Reed's fascination with tuberculosis places him in a complex web of history that is as lethal as it is lengthy. The disease is at least as ancient as the 5,000-year-old Egyptian mummies whose excavated remains show traces of it. For centuries, tuberculosis has boggled scientists, taking countless victims along the way—from poor city-dwellers to great artists like Chopin and Orwell. Today, the World Health Organization estimates that the disease kills two million annually, a statistic all the more threatening to those whose immune systems are already weakened by HIV/AIDS. The difficulty, as Reed underlines, is that Mycobacterium tuberculosis, the bacteria that causes T.B., develops at a very slow rate, meaning there's no shortcut to demystifying its intricacies.

Luckily for Reed's inner drive, McGill is the ideal place to start. Armed with leading epidemiologists, geneticists and the Centre for the Study of Host Resistance, the university has all the resources necessary to remain at the forefront of tuberculosis research. Plus, through his classes and research, Reed is in constant contact with lively, enthusiastic students, something he missed while working at the National Institutes of Health in Washington, DC.

What does Reed find not so ideal about working in Canada?

"The cold."

What can our True North Strong and Free do to make it up to him?

"Well I love fishing, and Canada is great for that."

While there's no place like sunny Melbourne, with the many research opportunities McGill has to offer on infectious diseases, we're willing to bet Reed won't be a fair-weather friend.

—Natalie Fletcher

Brad Siwick

Lights, camera, diffraction!

Caption follows
Brad Siwick, chemistry and physics, has a passion to film what has never been filmed.
Claudio Calligaris

For a guy who wants to make films, Brad Siwick has some pretty weird ideas about success. He has no Oscar aspirations and doesn't seem to care one iota about the fickle thumb of Roger Ebert.
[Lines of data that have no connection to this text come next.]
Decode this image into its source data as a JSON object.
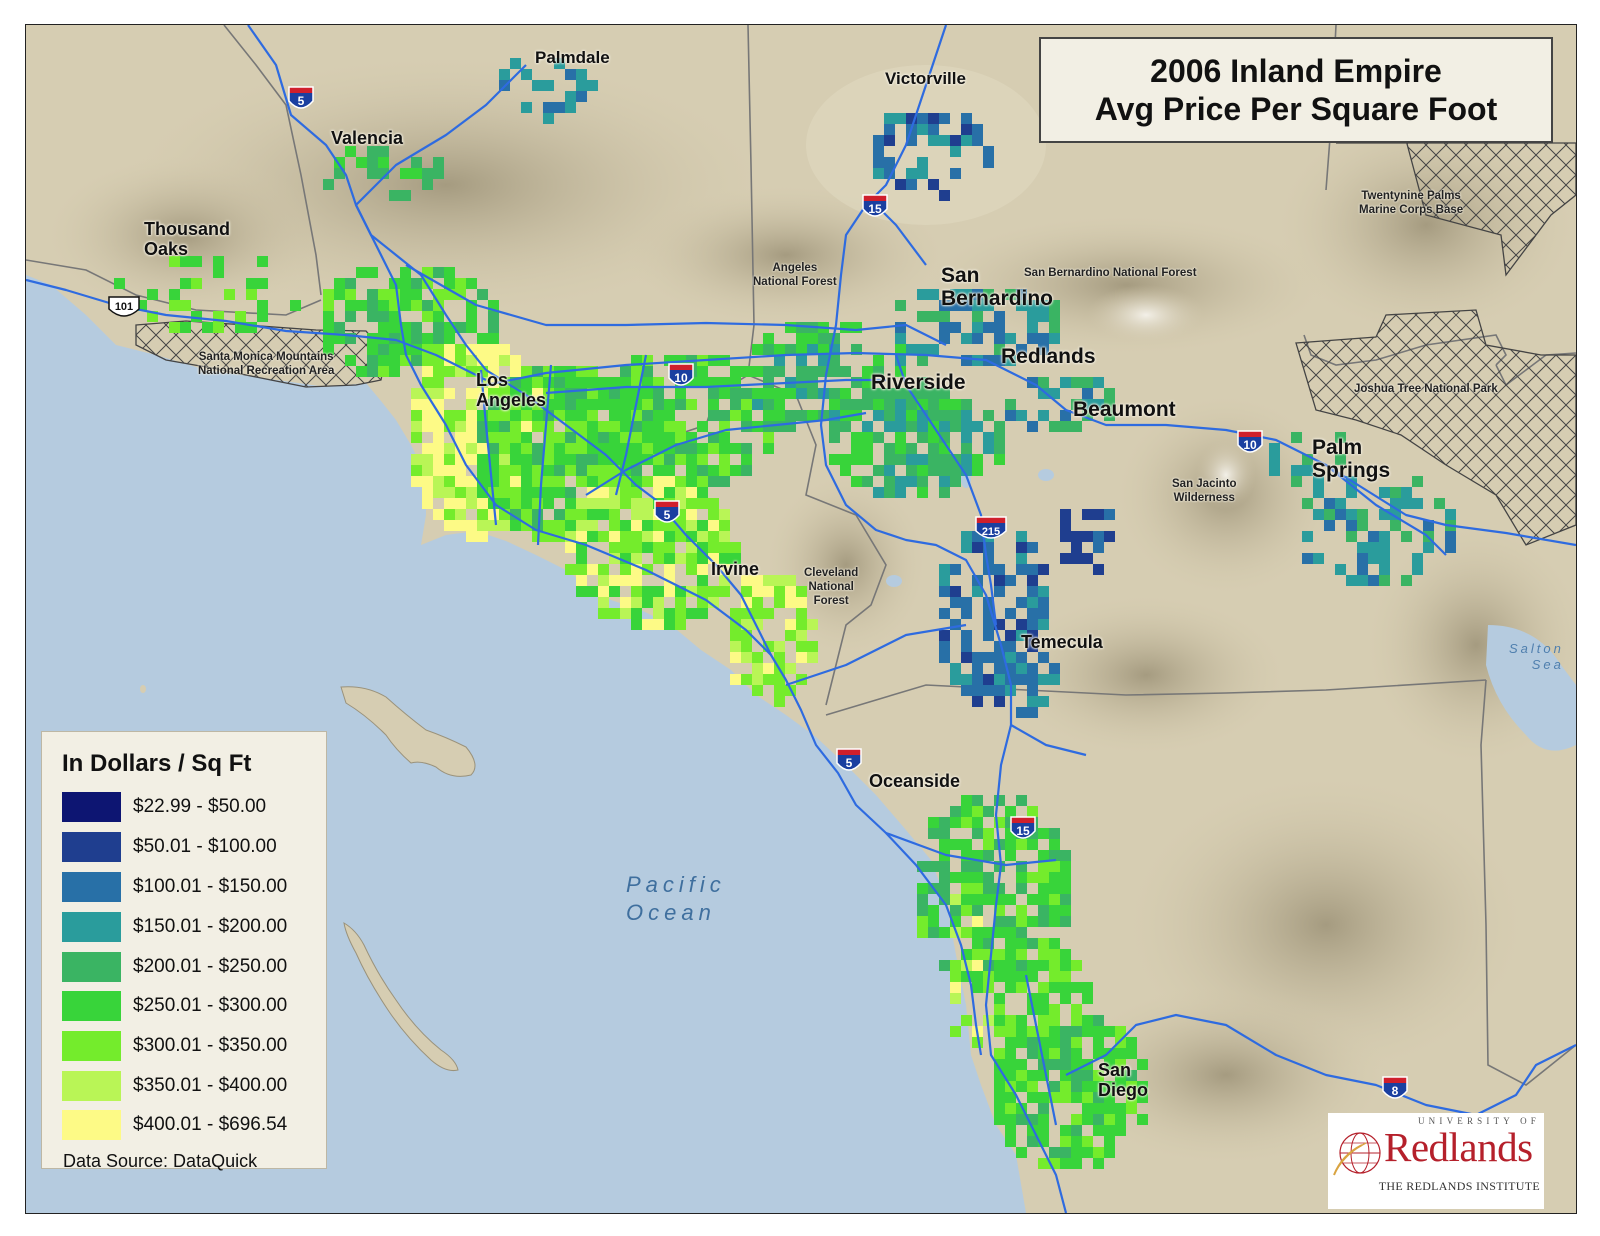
{
  "title": {
    "line1": "2006 Inland Empire",
    "line2": "Avg Price Per Square Foot"
  },
  "legend": {
    "title": "In Dollars / Sq Ft",
    "classes": [
      {
        "label": "$22.99 - $50.00",
        "color": "#0d1572"
      },
      {
        "label": "$50.01 - $100.00",
        "color": "#1f3e8f"
      },
      {
        "label": "$100.01 - $150.00",
        "color": "#2870a7"
      },
      {
        "label": "$150.01 - $200.00",
        "color": "#2a9c9c"
      },
      {
        "label": "$200.01 - $250.00",
        "color": "#3ab463"
      },
      {
        "label": "$250.01 - $300.00",
        "color": "#38d43a"
      },
      {
        "label": "$300.01 - $350.00",
        "color": "#74ec2c"
      },
      {
        "label": "$350.01 - $400.00",
        "color": "#b9f556"
      },
      {
        "label": "$400.01 - $696.54",
        "color": "#fdfa86"
      }
    ]
  },
  "source": "Data Source: DataQuick",
  "logo": {
    "top": "UNIVERSITY OF",
    "name": "Redlands",
    "sub": "THE REDLANDS INSTITUTE"
  },
  "cities": [
    {
      "name": "Palmdale"
    },
    {
      "name": "Victorville"
    },
    {
      "name": "Valencia"
    },
    {
      "name": "Thousand\nOaks"
    },
    {
      "name": "San\nBernardino"
    },
    {
      "name": "Redlands"
    },
    {
      "name": "Riverside"
    },
    {
      "name": "Los\nAngeles"
    },
    {
      "name": "Beaumont"
    },
    {
      "name": "Palm\nSprings"
    },
    {
      "name": "Irvine"
    },
    {
      "name": "Temecula"
    },
    {
      "name": "Oceanside"
    },
    {
      "name": "San\nDiego"
    }
  ],
  "features": [
    {
      "name": "Twentynine Palms\nMarine Corps Base"
    },
    {
      "name": "Angeles\nNational Forest"
    },
    {
      "name": "San Bernardino National Forest"
    },
    {
      "name": "Santa Monica Mountains\nNational Recreation Area"
    },
    {
      "name": "Joshua Tree National Park"
    },
    {
      "name": "San Jacinto\nWilderness"
    },
    {
      "name": "Cleveland\nNational\nForest"
    }
  ],
  "water": {
    "ocean": "Pacific\nOcean",
    "salton": "Salton\nSea"
  },
  "highways": [
    {
      "shield": "5",
      "type": "interstate"
    },
    {
      "shield": "15",
      "type": "interstate"
    },
    {
      "shield": "101",
      "type": "us"
    },
    {
      "shield": "10",
      "type": "interstate"
    },
    {
      "shield": "5",
      "type": "interstate"
    },
    {
      "shield": "215",
      "type": "interstate"
    },
    {
      "shield": "10",
      "type": "interstate"
    },
    {
      "shield": "5",
      "type": "interstate"
    },
    {
      "shield": "15",
      "type": "interstate"
    },
    {
      "shield": "8",
      "type": "interstate"
    }
  ]
}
In fact, if the world is but a stage, Siwick wants to occupy only the smallest part of it.

The Canada Research Chair in Ultrafast Science, Siwick wants to film the unfilmable world of molecular change. "Throughout the 20th century, an enormous effort has been made to develop techniques for determining the atomic structure of matter, with the most famous being x-ray diffraction, which was used to discover the double helix structure of DNA," explains Siwick. "The problem is that all of these techniques can only be applied to matter that is static. The real magic of chemistry or biology is in the dynamics when something changes from one thing to another."

One of the main hurdles is the fact that, on top of being incredibly small, atoms move extremely fast when undergoing change. Atomic rearrangements inside a molecule can take place in tens of femtoseconds (one millionth of a nanosecond), with a femtosecond being to a second what a second is to the age of the dinosaur. No device has ever been developed that can capture this Holy Grail of chemical reactions. Not yet, anyhow.

Working with a group of Danish physicists who design particle accelerators of atom-smashing fame, Siwick has drawn up the plans for a molecular movie camera — the first of its kind in the world. Using specialized femtosecond lasers, a very sophisticated strobe, Siwick will initiate chemical reaction in the material under observation. A modified transmission electron microscope will then zap the material with a short burst of electrons as it is undergoing alteration. The diffraction pattern produced (how the electrons bounce off the material in motion) is a snapshot of the atoms at a specific moment during their rearrangement. A series of such snapshots, when run together, will create a movie much like an old-fashioned flip book.

When asked what drives him in his pursuit, Siwick smiles. "This is really fundamental science. I want to learn fundamental things about the world that weren't known before," he says. "I have no doubt that great science will come out of this."

If, in fact, God is in the details, it sounds like Sewick has found his paradise.